Fargo season 4 review: A tale that sounds a little too familiar – The Verge

Through the lens of a lot of popular fiction, the story of organized crime in America is the story of American immigration. From The Godfather to Scarface to American Me and Gangs of New York, gangster dramas chronicle the stories of those who arrive on these shores to find they are immediately the underclass, denied the privilege and goodwill held by those already here and blamed for society’s ills. Shut out from earning the American Dream, they decide to take it, banding together with their fellow immigrants for protection and then power. They often survive, these stories argue, by putting the next wave of immigrants after them under their boot.

The FX anthology series Fargo — which returned for its fourth installment this week after a three-year absence — has traditionally not been about this sort of crime story. Prior installments spun pulp yarns that were more in tune with the film of the same name the series is inspired by, where the trademark niceness of Midwestern folk is demonstrated as a farce partly thanks to a suitcase full of money. To creator Noah Hawley, Fargo, both the film and his series, are chapters in a book about the history of crime in the Midwest. Its first three seasons were each set in a different time period and featured a different cast, but they rarely strayed far from the bloodstained Minnesota Nice of the film.

This new season is different. 2020’s Fargo weaves a tale of warring crime families in 1950s Kansas City, Missouri, and in turn becomes a story about immigrants and grand ideas of America. It is ambitious, slick, and ponderous, carefully lining up dominoes for a spectacular collapse, but never illuminating anything a student of the gangster epics doesn’t already know.

The stage is set when Loy Cannon (Chris Rock) arrives in Kansas City. The head of a black crime syndicate comprising migrants fleeing the Jim Crow South, Cannon seeks to establish a foothold in a town run by the Fadda family, the local mafia. In the show’s premiere, “Welcome to the Alternate Economy,” Fargo recounts how the Faddas came to control Kansas City: First the underworld belonged to the Jewish Moskowitz Syndicate, who were then supplanted by the arrival of the Irish who formed the Milligan Concern. The Milligans betray the Moskowitz Syndicate, and once they’re in power, the Faddas arrive and do the same to the Milligans. The cycle is about to begin anew, but there’s chaos afoot.

Fargo’s new season sprawls in ways that don’t make sense at first. One of the first characters viewers meet is Ethelrida Pearl Smutney, a precocious girl (E’myri Crutchfield) giving a school report; in short order we are also introduced to Oraetta Mayflower (Jessie Buckley), a nurse with a cruel streak, along with Zelmare Roulette (Karen Aldridge) and Swanee Capps (Kelsey Asbille), a volatile pair of lovers and robbers. All these characters are ancillary to the plot of Cannon’s struggle against the Fadda family, but Fargo slowly traces lines between them, attempting to form a tapestry for all of America through the diorama of its version of Kansas City.

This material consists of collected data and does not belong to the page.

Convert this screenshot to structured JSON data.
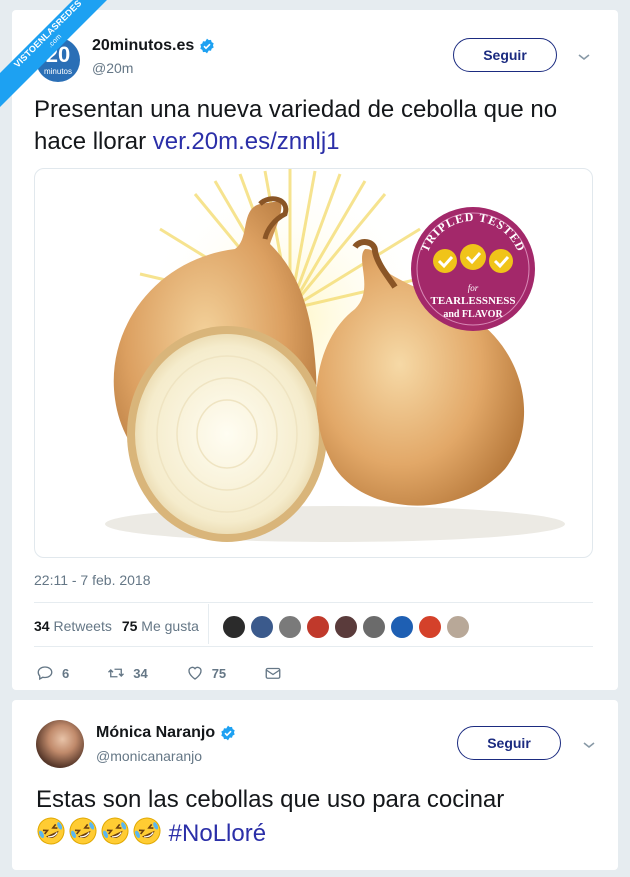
{
  "watermark": {
    "line1": "VISTOENLASREDES",
    "line2": ".com"
  },
  "tweet1": {
    "avatar": {
      "number": "20",
      "word": "minutos"
    },
    "author_name": "20minutos.es",
    "author_handle": "@20m",
    "follow_label": "Seguir",
    "text": "Presentan una nueva variedad de cebolla que no hace llorar",
    "link": "ver.20m.es/znnlj1",
    "media": {
      "badge_top": "TRIPLED TESTED",
      "badge_for": "for",
      "badge_line1": "TEARLESSNESS",
      "badge_line2": "and FLAVOR"
    },
    "timestamp": "22:11 - 7 feb. 2018",
    "retweets_count": "34",
    "retweets_label": "Retweets",
    "likes_count": "75",
    "likes_label": "Me gusta",
    "actions": {
      "replies": "6",
      "retweets": "34",
      "likes": "75"
    },
    "liker_colors": [
      "#2b2b2b",
      "#3b5a8c",
      "#7a7a7a",
      "#c0392b",
      "#5a3b3b",
      "#6b6b6b",
      "#1e5fb3",
      "#d4412a",
      "#b8a898"
    ]
  },
  "tweet2": {
    "author_name": "Mónica Naranjo",
    "author_handle": "@monicanaranjo",
    "follow_label": "Seguir",
    "text": "Estas son las cebollas que uso para cocinar",
    "emoji_count": 4,
    "hashtag": "#NoLloré"
  },
  "colors": {
    "verified": "#1da1f2",
    "link": "#2b2fa8",
    "follow_border": "#1b2b80"
  }
}
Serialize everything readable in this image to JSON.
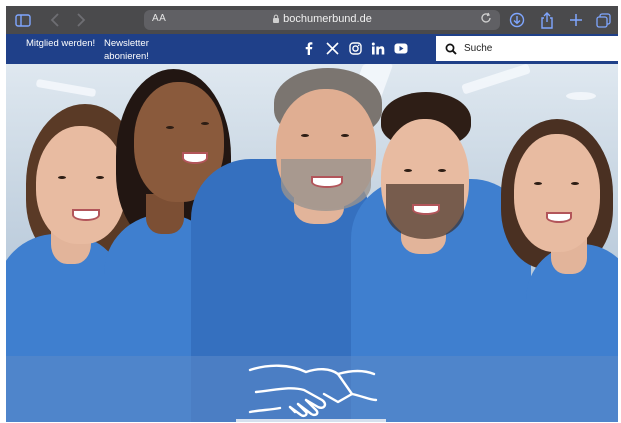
{
  "browser": {
    "text_size_label": "AA",
    "url": "bochumerbund.de",
    "accent_color": "#7fa6ff"
  },
  "header": {
    "background_color": "#1f4089",
    "links": {
      "member": "Mitglied werden!",
      "newsletter_line1": "Newsletter",
      "newsletter_line2": "abonieren!"
    },
    "social": [
      "facebook-icon",
      "x-icon",
      "instagram-icon",
      "linkedin-icon",
      "youtube-icon"
    ],
    "search": {
      "placeholder": "Suche"
    }
  },
  "hero": {
    "band_color": "#5d8ac9",
    "logo": "handshake-icon"
  }
}
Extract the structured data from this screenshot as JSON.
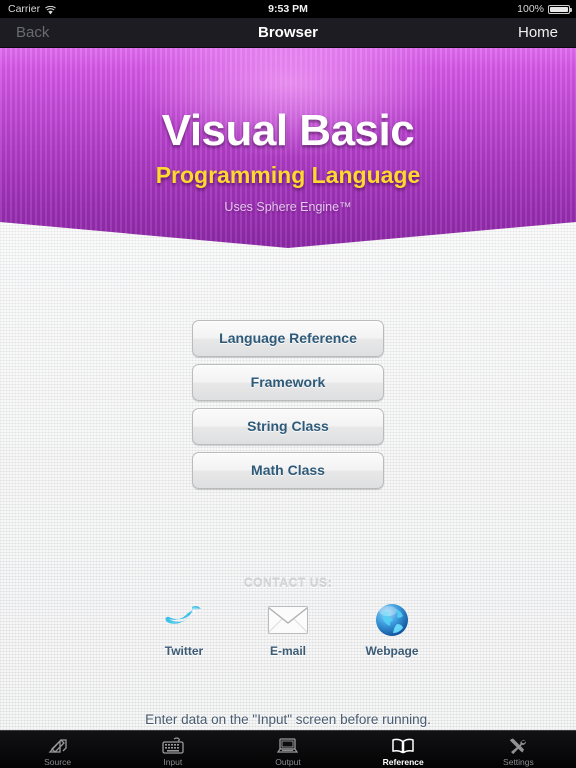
{
  "status_bar": {
    "carrier": "Carrier",
    "wifi_icon": "wifi-icon",
    "time": "9:53 PM",
    "battery_percent": "100%",
    "battery_icon": "battery-full-icon"
  },
  "nav_bar": {
    "back_label": "Back",
    "title": "Browser",
    "home_label": "Home"
  },
  "banner": {
    "title": "Visual Basic",
    "subtitle": "Programming Language",
    "engine": "Uses Sphere Engine™",
    "gradient_top": "#e06cf0",
    "gradient_bottom": "#8c28a6",
    "title_color": "#ffffff",
    "subtitle_color": "#ffd92e",
    "engine_color": "#e7c6ef"
  },
  "menu": {
    "buttons": [
      {
        "label": "Language Reference",
        "name": "language-reference-button"
      },
      {
        "label": "Framework",
        "name": "framework-button"
      },
      {
        "label": "String Class",
        "name": "string-class-button"
      },
      {
        "label": "Math Class",
        "name": "math-class-button"
      }
    ],
    "text_color": "#2e5a7a"
  },
  "contact": {
    "heading": "CONTACT US:",
    "items": [
      {
        "label": "Twitter",
        "icon": "twitter-bird-icon"
      },
      {
        "label": "E-mail",
        "icon": "envelope-icon"
      },
      {
        "label": "Webpage",
        "icon": "globe-icon"
      }
    ]
  },
  "footer_note": "Enter data on the \"Input\" screen before running.",
  "tab_bar": {
    "tabs": [
      {
        "label": "Source",
        "icon": "pencil-paper-icon",
        "active": false
      },
      {
        "label": "Input",
        "icon": "keyboard-icon",
        "active": false
      },
      {
        "label": "Output",
        "icon": "laptop-icon",
        "active": false
      },
      {
        "label": "Reference",
        "icon": "open-book-icon",
        "active": true
      },
      {
        "label": "Settings",
        "icon": "tools-icon",
        "active": false
      }
    ],
    "active_color": "#ffffff",
    "inactive_color": "#8d8d90"
  }
}
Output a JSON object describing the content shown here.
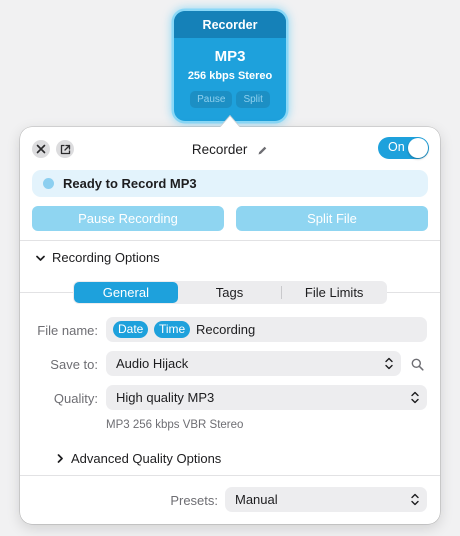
{
  "block": {
    "title": "Recorder",
    "format": "MP3",
    "quality": "256 kbps Stereo",
    "pause_label": "Pause",
    "split_label": "Split"
  },
  "header": {
    "title": "Recorder",
    "toggle_label": "On",
    "toggle_on": true
  },
  "status": {
    "text": "Ready to Record MP3"
  },
  "actions": {
    "pause_label": "Pause Recording",
    "split_label": "Split File"
  },
  "recording_options": {
    "label": "Recording Options",
    "tabs": [
      {
        "label": "General",
        "active": true
      },
      {
        "label": "Tags",
        "active": false
      },
      {
        "label": "File Limits",
        "active": false
      }
    ]
  },
  "form": {
    "file_name_label": "File name:",
    "file_name_tokens": [
      "Date",
      "Time"
    ],
    "file_name_text": "Recording",
    "save_to_label": "Save to:",
    "save_to_value": "Audio Hijack",
    "quality_label": "Quality:",
    "quality_value": "High quality MP3",
    "quality_description": "MP3 256 kbps VBR Stereo"
  },
  "advanced": {
    "label": "Advanced Quality Options"
  },
  "presets": {
    "label": "Presets:",
    "value": "Manual"
  },
  "colors": {
    "accent": "#1ea1dc",
    "block_header": "#1581b8",
    "status_bg": "#e3f3fc",
    "disabled_button": "#8fd5f1"
  },
  "icons": {
    "close": "close-icon",
    "popout": "popout-icon",
    "edit": "pencil-icon",
    "search": "search-icon"
  }
}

The series gestures at ideas of assimilation and the construction of whiteness, depicting generations of immigrants poorly regarded until times changed and the immigrant class with them. With writing that’s not nearly as deft as its filmmaking, Fargo examines whiteness as a construct of power, dramatizing ideas expressed in scholarly works on immigration and race like Noel Ignatiev’s How the Irish Became White or David Roediger’s Working Toward Whiteness. Reading those books for yourself would probably be more illuminating. Fargo remains exquisitely made and very well acted, but this season is plagued by characters prone to giving speeches whenever possible. It’s a story where characters constantly talk at each other and not to each other, which eventually becomes as annoying to observe as it would be to experience.

A great premiere coupled with Fargo’s three-year absence from television earns a lot of goodwill that is slowly sapped over the next few episodes, as this story’s sprawl begins to get the better of it. Episodes feel like they have multiple endings; actors give impeccable performances, but characters give very little to hold onto beyond their big speeches; and there’s a general lack of wit in this installment that is often present when Fargo is at its best. Perhaps it’s a side effect of a story prominently about criminals, omitting normal folk almost entirely.

Fargo introduces us to its story by presenting a cycle; it begins its tale in earnest by setting up the conflict that will either break or define that cycle. The trouble is, we’ve already watched it play out. “Families are always rising and falling in America,” says Leonardo DiCaprio’s character in The Departed, another work about such patterns. He’s summarizing Hawthorne, yet another observer of American power. The role of whiteness in that power is now obvious to us. It is hard to watch a show that seems interested in exploring that as if we’ve never heard it before.